カルムの街の宿で~奴隷side~
王都への護衛依頼で隣町のカルムの宿に泊まった夜のこと。リュゼ、シノ、エルシアの三人は、夜、ベッドの上で話していた。
「そう言えば、何気に同じ部屋に泊まることってなかなかありませんでしたね」
「確かにそうですね。ご主人様は優しいので、奴隷の私たちにも一人一部屋与えて下さってますから」
「私は無理やり奴隷にされてしまったので他のことは知りませんが、ここはやはりとてもいい環境なんですね」
「そうですね。私とシノがいた商会は比較的よいところでしたが、それでも4人部屋でしたね」
「同僚の先輩に聞きましたが、ほかの場所だと雑魚寝で10人一緒ということもあるらしいですよ。さすがに男女は別らしいですが」
「そう言えば、お二人はどうやってご主人様に購入されたのですか?」
「そうですね。大した事はありませんが、普通に戦闘奴隷として購入されました。まぁ、自分で売り込んだので、買わせたといったほうが正しいと思いますが」
「リュゼさんは、どうして自分を売り込むようなことを?」
「それが、シノはわかると思いますが、ご主人様の前に私たちを購入するか悩んでいた方がいたのですが、それがとてつもなく悪い噂しかない貴族の方でして。それに、私たちを見る目がどうしても気色が悪かったんです」
「確かにあれは酷かったです。私たちをそういう目的で買おうとしているのが明らかでしたね」
「どうしてもあの貴族に買われるのは嫌だったので、自分から売り込んだんです。私たちも奴隷とはいえ女性です。あんな貴族の相手なんてしたくありません」
「それで自分から買われに行ったんですね。それにしても、ご主人様って私たちに全く手を出して来る気配がありませんよね」
「正直、自分の容姿に自信がなくなりそうです。ご主人様の相手ならいくらでも構いませんのに」
「リュゼさんはいいじゃないですか。スタイルも良くて出るとこ出てますし。私なんて何もありませんから」
そんな事を言いながら、シノがリュゼの胸元を睨んでいた。
「そんな事を言うなんて、お二人はご主人様のことが好きなんですか?」
エルシアがそんな事を言うと、2人が顔を真っ赤にした。
「そ、そんな事あるわけないじゃないですか。私たちは主人と奴隷。恋愛感情を持つなんて」
「そ、そうです。リュゼさんの言う通りです」
「なら、私がご主人様に言い寄ってもいいですね」
「「それはだめ(です)!!」」
2人が声を合わせてそんな事を言った。
「ほら、二人ともご主人様のことが好きじゃないですか。それで、二人はご主人様の何処が好きなんですか?」
「それは、奴隷なのに家族みたいに接してくれるところとか、わざわざ必要ないのに新品の物を買ってくれたり」
「私は何でも褒めてくれるところが好きです!」
「二人とも、良くそんな恥ずかしいこと言えるわね。さっきまで好きだとも言えなかったのに」
エルシアがからかうと、二人の耳がかぁーっと赤くなった。
「それで、二人はご主人様にアピールしないの?」
「そ、それは」
「逆に、エルシアさんはご主人様の事が好きなんですか?」
リュゼが詰まったが、シノがエルシアに聞き返した。
「もちろんです。
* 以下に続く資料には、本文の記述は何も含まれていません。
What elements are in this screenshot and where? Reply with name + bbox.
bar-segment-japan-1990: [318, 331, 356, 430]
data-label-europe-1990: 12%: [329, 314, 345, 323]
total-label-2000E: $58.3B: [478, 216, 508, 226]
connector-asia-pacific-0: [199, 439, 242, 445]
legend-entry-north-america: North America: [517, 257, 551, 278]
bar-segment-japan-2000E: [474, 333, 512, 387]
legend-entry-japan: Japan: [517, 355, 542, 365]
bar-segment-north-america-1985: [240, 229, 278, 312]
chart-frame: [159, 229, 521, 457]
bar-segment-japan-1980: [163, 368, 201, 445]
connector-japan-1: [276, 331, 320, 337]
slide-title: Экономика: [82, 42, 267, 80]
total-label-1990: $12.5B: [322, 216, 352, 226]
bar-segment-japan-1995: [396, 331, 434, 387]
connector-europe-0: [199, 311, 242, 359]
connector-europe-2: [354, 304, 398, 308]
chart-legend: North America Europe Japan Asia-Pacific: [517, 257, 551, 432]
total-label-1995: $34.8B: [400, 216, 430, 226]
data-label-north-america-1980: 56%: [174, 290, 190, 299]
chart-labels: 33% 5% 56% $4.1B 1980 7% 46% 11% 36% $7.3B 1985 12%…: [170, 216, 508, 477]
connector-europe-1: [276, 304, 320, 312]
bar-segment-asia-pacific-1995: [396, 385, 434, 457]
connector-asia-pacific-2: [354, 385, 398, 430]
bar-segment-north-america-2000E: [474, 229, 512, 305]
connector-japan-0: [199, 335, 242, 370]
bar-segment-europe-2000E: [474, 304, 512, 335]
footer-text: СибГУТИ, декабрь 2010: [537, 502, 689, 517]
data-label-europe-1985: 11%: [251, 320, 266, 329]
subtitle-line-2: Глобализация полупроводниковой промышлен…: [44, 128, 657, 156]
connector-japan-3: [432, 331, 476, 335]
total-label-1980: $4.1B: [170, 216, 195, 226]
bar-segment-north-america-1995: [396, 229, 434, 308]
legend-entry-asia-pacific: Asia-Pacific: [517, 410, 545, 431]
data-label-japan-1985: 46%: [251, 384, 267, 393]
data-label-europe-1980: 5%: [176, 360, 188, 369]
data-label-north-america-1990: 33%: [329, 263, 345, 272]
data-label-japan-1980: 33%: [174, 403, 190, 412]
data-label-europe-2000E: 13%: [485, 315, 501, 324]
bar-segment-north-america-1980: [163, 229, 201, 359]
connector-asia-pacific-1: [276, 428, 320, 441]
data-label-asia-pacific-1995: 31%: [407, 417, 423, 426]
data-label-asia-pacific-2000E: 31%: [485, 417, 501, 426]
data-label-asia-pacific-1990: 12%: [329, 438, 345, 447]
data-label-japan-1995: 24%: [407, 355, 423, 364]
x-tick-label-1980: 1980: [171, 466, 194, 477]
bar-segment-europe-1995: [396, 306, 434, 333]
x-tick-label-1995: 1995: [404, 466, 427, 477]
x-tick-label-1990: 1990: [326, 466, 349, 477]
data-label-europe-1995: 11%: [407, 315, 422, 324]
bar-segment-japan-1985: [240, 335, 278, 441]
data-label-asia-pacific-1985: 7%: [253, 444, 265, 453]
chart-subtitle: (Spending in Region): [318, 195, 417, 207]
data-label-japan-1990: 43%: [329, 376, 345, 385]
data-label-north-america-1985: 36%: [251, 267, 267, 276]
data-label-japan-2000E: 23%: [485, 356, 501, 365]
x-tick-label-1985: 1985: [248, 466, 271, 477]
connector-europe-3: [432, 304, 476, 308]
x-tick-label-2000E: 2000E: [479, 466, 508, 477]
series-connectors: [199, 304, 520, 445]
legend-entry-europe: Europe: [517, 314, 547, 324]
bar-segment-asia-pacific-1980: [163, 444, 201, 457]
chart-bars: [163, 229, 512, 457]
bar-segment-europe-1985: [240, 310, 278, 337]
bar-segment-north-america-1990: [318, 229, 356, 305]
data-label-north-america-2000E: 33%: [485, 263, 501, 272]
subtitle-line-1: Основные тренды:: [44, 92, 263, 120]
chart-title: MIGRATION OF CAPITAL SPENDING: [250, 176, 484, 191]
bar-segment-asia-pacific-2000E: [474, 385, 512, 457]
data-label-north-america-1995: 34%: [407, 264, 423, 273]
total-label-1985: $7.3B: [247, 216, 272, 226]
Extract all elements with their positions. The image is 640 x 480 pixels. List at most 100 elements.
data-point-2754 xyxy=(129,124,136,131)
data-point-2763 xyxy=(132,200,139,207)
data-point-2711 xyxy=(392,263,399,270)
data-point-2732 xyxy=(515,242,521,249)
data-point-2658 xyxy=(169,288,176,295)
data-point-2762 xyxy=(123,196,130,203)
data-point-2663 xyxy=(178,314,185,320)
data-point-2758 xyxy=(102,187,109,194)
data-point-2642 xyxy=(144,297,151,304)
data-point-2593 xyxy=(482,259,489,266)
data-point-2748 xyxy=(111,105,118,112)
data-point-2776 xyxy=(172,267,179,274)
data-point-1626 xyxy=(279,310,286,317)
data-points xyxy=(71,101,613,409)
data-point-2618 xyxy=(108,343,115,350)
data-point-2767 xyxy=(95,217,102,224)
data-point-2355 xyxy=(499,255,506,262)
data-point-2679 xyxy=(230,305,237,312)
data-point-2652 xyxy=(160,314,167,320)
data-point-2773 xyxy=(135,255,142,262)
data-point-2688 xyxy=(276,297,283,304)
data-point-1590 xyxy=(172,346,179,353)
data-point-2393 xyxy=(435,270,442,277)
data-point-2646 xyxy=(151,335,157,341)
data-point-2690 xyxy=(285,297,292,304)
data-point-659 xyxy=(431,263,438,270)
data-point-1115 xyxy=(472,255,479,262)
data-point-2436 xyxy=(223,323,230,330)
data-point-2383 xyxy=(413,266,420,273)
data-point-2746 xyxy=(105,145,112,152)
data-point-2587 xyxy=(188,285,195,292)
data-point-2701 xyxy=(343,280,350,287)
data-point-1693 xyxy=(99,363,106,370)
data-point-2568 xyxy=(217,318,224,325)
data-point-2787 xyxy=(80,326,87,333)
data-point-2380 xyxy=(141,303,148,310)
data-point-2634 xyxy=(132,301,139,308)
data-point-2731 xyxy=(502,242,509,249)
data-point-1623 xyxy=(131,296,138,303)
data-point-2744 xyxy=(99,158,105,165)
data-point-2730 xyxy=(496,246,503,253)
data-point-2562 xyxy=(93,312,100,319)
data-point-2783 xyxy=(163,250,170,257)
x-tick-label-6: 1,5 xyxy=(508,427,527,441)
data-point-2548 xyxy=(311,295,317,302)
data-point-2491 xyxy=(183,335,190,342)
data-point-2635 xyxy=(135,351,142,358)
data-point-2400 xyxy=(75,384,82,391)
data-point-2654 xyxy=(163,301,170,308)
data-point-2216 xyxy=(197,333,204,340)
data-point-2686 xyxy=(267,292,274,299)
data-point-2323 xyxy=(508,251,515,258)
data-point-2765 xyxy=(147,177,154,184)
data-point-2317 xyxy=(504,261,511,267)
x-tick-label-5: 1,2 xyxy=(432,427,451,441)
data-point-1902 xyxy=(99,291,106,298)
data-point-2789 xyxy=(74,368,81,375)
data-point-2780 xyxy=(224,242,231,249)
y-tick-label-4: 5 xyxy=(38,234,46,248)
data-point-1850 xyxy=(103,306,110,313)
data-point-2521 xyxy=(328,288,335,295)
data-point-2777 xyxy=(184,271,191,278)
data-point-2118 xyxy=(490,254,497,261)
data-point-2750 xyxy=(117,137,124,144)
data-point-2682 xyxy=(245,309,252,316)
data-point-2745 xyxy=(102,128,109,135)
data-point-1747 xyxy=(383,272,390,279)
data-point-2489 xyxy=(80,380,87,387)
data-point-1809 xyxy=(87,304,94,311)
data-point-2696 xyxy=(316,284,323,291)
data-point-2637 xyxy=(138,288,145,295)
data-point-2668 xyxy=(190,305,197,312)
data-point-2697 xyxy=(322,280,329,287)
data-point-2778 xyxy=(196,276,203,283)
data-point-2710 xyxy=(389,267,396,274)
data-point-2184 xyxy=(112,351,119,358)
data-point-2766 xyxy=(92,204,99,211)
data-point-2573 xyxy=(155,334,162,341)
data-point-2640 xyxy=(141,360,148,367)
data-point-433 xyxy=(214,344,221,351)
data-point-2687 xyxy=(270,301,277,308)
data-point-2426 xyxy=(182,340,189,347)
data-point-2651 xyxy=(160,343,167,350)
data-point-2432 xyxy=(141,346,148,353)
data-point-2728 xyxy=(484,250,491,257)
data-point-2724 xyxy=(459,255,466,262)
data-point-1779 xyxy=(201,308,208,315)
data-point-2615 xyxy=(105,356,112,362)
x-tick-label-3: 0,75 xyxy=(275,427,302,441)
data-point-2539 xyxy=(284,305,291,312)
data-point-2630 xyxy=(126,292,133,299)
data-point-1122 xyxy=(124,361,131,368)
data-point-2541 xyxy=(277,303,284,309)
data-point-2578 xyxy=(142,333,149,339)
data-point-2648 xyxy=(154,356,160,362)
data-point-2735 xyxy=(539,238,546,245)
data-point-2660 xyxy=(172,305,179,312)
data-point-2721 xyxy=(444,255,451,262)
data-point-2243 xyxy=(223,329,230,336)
絶望的状況から救って下さったのもありますが、救って下さったあとも優しく、どうするか選択肢を示して下さったり」
「あなたも大概恥ずかしいこと言ってるじゃない」
リュゼが言い返すと、今度はエルシアが顔を赤くする番だった。
「これで三人ともご主人様の事が好きなことがわかりましたが、私は譲りませんよ。私のほうが後から入ったので、一応義理を通すためにこの話を二人としたのですが、ここからは正々堂々勝負です」
「あなたとはご主人様と過ごしてきた時間の差があります。絶対に譲りません」
「私もです。リュゼさんにも負けませんよ」
この日から三人のアピールが日に日に激しくなり、レインが辟易するのはまた別の話。